Thanks. BTW, 67 thru 71, when I went thru high school ... the girls were totally allowed to take ANY of the shop classes, and guys were allowed to take home economics (which included cooking and sewing). None of the girls were interested in the least with machine shop, mechanical drawing, or auto shop. Auto shop was the most coveted by the guys and unless you were in vocational education you couldn't get the auto shop. Machine shop was a close second, but it was possible to be in college prep and get machine shop, particularly if you had stated you were interested in engineering. No girls took these shop courses tho, period. I did know one guy who took home economics.

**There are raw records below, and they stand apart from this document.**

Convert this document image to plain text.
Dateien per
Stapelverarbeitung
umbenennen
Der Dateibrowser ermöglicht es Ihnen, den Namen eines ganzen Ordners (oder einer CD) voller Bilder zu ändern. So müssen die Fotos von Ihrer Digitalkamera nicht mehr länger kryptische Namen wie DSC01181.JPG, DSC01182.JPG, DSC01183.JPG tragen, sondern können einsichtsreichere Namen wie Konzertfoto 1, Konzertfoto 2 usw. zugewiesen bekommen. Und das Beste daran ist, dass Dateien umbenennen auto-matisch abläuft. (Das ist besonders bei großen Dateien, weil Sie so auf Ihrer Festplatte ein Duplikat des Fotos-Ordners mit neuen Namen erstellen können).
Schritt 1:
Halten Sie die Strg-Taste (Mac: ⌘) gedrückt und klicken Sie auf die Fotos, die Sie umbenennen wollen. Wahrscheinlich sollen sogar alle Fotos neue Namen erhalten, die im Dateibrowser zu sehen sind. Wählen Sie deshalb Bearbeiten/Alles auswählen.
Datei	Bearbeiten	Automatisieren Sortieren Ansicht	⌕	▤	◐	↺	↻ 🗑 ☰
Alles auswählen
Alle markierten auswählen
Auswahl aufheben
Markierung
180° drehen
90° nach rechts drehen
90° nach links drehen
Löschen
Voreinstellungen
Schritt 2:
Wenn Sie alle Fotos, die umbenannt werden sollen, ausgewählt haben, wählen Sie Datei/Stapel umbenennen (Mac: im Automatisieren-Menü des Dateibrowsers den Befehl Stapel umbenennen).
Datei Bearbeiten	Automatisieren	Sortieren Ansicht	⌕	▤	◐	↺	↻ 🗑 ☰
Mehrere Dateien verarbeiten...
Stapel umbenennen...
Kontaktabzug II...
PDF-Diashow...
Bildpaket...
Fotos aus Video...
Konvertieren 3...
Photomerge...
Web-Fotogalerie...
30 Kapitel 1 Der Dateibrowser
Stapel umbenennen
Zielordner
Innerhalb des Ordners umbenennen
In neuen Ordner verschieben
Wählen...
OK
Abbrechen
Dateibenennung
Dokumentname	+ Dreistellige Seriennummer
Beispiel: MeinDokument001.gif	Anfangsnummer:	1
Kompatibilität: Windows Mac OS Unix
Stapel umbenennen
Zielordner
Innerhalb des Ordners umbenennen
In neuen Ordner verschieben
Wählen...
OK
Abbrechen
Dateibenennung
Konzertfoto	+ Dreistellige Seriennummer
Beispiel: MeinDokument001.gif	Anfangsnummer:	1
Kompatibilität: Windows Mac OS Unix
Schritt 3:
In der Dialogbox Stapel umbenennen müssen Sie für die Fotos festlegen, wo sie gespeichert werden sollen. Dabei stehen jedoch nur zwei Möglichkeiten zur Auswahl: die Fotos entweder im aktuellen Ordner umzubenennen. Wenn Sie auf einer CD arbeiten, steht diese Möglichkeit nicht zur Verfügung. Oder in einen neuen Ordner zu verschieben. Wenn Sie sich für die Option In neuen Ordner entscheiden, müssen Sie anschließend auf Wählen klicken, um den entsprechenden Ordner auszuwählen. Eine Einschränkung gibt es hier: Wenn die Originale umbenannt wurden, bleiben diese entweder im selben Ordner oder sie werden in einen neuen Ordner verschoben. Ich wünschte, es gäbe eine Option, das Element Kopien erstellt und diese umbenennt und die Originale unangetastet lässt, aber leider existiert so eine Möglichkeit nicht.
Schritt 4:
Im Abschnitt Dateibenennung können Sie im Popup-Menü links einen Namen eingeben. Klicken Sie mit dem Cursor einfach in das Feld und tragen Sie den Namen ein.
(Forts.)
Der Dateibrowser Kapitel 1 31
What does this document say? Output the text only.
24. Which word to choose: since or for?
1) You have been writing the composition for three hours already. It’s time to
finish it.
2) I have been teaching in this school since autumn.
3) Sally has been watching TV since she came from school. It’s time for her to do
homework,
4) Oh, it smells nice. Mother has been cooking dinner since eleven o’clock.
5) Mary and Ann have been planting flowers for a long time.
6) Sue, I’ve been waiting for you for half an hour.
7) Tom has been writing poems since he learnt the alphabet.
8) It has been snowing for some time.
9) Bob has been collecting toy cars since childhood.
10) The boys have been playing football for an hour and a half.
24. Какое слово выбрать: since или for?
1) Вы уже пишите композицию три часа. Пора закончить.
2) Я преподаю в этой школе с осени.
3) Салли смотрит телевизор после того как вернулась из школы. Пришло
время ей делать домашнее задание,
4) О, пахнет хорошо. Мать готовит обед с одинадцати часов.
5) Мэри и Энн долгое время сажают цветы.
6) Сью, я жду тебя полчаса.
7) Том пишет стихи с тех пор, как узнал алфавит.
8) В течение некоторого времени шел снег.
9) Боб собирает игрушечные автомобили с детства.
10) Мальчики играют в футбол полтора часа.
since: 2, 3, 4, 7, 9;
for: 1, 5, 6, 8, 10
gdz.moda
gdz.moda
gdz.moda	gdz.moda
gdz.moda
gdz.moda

We all thought he was crazy. He was crazy like a fox. Lots of exceedingly practical things were covered in home economics, and, this was a guy who had a rep for being a bit nerdy but thru the HE "shop" he was able to date lots of good looking chicks that not even the football jocks got a shot at.

Pete
 

lkwdblds

Crusader
Interesting about the girls not taking the shops.

Thanks. BTW, 67 thru 71, when I went thru high school ... the girls were totally allowed to take ANY of the shop classes, and guys were allowed to take home economics (which included cooking and sewing). None of the girls were interested in the least with machine shop, mechanical drawing, or auto shop. Auto shop was the most coveted by the guys and unless you were in vocational education you couldn't get the auto shop. Machine shop was a close second, but it was possible to be in college prep and get machine shop, particularly if you had stated you were interested in engineering. No girls took these shop courses tho, period. I did know one guy who took home economics. We all thought he was crazy. He was crazy like a fox. Lots of exceedingly practical things were covered in home economics, and, this was a guy who had a rep for being a bit nerdy but thru the HE "shop" he was able to date lots of good looking chicks that not even the football jocks got a shot at.

Pete

You went through 13 years after I did. It was good to see that the girls had the opportunity to take all the shop classes and the guys had the opportunity to take home economics. I am surprised that more females did not opt for the shop classes, especially drafting. There have always been women present in the various drafting classes which I have taken. Many women have a keen eye for design and drawing. No surprise about only 1 guy taking Home Economics. I remember several girls saying that they wished the could take wood shop or print shop even way back in my time. Auto shop and machine shop did not attract girls then or in your time. Interesting how some things change and yet stay the same.
Lakey
 
There are certain skills such as looking at a nut and knowing instantly what size wrench to grab

I worked on a Volvo in a tight dark garage in 1970. That car had American bolts and nuts, English Whitworth, European millimeters, and special Volvo only studs and nuts.